Mary and Joseph find seeking asylum in the UK is not child’s play
Published on 2 December, 2016
This Christmas time, a new Nativity video is imagining the welcome Mary and Joseph would receive if they arrived in the UK seeking asylum. As children across the country participate in their own retelling of the Christmas story, the video uses child actors to play the Holy couple negotiating the harsh realities facing those seeking refuge on our shores.
The video shows Mary and Joseph struggling to get by in temporary accommodation, while the three wise men are taken in to custody by the police before they are able to deliver their gifts.
The film is released as the latest UK Government figures, for September, show Scotland had 3,245 asylum seekers who were receiving accommodation and/or financial support of less than £6 per day.
The ‘A Very British Nativity’ video is part of a joint church campaign to challenge hostile attitudes towards asylum seekers.
Human rights and human dignity
The Church of Scotland’s Rev Dr Richard Frazer said:
“We have repeatedly called for a deeper generosity on the part of the UK Government in offering a welcome to refugees and asylum seekers. We have shown our own commitment by creating a Refugee Coordinator post to work in this area until at least 2020.
“We believe we should treat others as we wish to be treated ourselves and that human rights and human dignity are universal.
“We fear there is a ‘war against sanctuary’ which the UK Government is expressing through eroding legal rights for asylum seekers and threatening to penalise the children of people without appropriate documentation to discourage migration.”
David Bradwell, Refugee Co-ordinator for Scottish Faiths Action for Refugees said:
“Scottish communities have offered a phenomenal welcome to refugees and asylum seekers, with churches often playing a critical role at the heart of neighbourhood responses.But so often difficulties caused by the harshness of the asylum system make life miserable for people.
"This film hopefully remind those of us lucky enough to live in peace that there are others in the UK less fortunate this Christmas, and also to express a wish that there can be some reform and improvements to how the state treats asylum seekers in the New Year.”
Holy family would have been tired and sad
Martha, aged 8, who attends a Methodist Church and played Mary in the film said:
“Mary must have felt tired because she did so much walking with her suitcase and her baby.

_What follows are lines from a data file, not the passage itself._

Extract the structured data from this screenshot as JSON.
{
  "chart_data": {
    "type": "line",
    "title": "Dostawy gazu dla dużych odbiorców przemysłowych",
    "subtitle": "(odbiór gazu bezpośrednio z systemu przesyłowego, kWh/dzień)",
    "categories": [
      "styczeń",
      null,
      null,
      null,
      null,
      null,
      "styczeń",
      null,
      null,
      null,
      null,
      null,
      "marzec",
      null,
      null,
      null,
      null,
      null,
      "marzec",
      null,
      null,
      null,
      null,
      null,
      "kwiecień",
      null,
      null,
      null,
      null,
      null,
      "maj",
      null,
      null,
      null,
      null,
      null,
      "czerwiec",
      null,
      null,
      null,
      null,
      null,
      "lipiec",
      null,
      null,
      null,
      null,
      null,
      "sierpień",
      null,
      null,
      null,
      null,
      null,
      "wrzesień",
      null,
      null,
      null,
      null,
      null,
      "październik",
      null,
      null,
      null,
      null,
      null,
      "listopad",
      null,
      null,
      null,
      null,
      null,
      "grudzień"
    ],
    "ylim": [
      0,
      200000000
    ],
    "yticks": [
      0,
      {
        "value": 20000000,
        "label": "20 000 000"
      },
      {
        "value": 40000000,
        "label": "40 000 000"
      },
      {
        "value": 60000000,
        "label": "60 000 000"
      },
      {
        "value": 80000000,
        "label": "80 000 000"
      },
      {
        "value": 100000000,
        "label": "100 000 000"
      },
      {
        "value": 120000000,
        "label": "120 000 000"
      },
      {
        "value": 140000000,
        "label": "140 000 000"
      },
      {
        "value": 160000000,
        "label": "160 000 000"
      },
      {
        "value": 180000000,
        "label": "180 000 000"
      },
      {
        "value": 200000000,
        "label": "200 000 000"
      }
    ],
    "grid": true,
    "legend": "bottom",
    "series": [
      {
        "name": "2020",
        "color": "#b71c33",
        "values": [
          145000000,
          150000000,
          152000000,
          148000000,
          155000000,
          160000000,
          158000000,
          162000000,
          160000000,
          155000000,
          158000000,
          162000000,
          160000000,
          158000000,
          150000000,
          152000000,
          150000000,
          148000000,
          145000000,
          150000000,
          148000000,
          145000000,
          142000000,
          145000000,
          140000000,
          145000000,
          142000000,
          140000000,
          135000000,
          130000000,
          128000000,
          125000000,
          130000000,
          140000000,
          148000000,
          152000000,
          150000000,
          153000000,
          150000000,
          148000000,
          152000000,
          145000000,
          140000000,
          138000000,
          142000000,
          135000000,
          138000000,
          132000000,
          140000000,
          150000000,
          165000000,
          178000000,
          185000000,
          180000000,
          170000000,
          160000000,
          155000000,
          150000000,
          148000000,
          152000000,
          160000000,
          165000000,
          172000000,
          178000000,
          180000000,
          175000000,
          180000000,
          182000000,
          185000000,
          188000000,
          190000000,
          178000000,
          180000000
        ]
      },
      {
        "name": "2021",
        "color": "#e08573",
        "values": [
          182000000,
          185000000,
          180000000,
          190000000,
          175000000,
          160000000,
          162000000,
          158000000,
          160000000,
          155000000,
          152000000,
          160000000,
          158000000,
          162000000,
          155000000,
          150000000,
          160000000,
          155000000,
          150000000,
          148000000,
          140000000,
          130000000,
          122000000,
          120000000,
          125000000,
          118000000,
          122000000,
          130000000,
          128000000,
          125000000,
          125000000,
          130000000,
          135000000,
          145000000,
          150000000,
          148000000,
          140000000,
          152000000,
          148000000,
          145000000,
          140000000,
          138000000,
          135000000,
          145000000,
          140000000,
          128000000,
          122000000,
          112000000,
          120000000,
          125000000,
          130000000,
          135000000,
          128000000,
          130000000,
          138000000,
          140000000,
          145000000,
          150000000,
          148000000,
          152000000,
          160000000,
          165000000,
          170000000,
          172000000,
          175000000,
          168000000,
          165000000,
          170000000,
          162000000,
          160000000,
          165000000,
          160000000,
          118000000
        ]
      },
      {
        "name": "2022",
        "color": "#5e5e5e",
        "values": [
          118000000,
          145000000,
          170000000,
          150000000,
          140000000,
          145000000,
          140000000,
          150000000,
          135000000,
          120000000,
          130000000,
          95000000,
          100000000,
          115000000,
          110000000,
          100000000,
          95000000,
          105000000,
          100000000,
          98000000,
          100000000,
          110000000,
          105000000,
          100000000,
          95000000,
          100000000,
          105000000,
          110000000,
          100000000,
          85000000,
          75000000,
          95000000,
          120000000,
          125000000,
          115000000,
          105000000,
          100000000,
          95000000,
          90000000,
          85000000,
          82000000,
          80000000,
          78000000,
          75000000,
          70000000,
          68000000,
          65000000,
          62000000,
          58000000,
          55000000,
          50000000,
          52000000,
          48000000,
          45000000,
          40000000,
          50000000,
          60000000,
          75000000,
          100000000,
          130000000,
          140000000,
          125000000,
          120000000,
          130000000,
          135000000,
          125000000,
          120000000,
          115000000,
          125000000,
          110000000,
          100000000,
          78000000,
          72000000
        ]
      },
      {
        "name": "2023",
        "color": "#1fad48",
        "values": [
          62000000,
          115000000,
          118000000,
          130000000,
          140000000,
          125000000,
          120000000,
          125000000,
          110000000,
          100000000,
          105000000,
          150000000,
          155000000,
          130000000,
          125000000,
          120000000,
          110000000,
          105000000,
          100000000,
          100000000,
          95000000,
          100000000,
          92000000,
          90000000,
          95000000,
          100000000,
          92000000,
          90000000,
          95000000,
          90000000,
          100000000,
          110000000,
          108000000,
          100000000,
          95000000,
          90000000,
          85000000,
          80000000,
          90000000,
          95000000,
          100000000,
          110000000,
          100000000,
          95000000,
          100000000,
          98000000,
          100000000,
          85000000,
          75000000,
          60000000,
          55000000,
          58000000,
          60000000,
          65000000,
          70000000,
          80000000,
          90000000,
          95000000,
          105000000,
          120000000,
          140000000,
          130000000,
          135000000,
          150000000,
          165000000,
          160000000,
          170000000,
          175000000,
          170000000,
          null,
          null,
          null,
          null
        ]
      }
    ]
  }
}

She would have been sad because she couldn’t find a home and worried about her baby. I think people should watch this film. We all need to help people who have left their home because something bad has happened.”
The film was produced by a coalition of four Church denominations in the UK: the Church of Scotland; the Baptist Union of Great Britain, the Methodist Church and the United Reformed Church.
Grace Pengelly, the film’s director and a policy adviser for the Churches, said:
“Our Churches are very concerned about the degrading treatment and challenges faced by asylum seekers in the UK.
“It is sometimes all too easy to forget that many seeking asylum have already experienced a great deal of trauma. Rather than providing the standard of care that we would wish for ourselves, many aspects of the UK’s asylum system appear to add to the suffering already endured by those seeking refuge.
"Our hope is that in seeing this film people will be more aware of how hard this Christmas will be for some of the poorest members of our society.”
Living on less than £6 a day
‘A Very British Nativity’ launches the day after the release of the Government’s quarterly migration statistics, which show that that in September in Scotland 3,245 asylum seekers received accommodation and/or financial support of less than £6 per day.
Across the UK the figures show 37,958 asylum seekers received support from the Government’s National Asylum Support Service, in September, which means they qualify for accommodation and/or financial support of less than £6 per day. The report also reveals that so far in 2016, 45% of appeals made by asylum seekers were allowed, indicating that the system currently in place is struggling to adequately assess the needs of asylum seekers.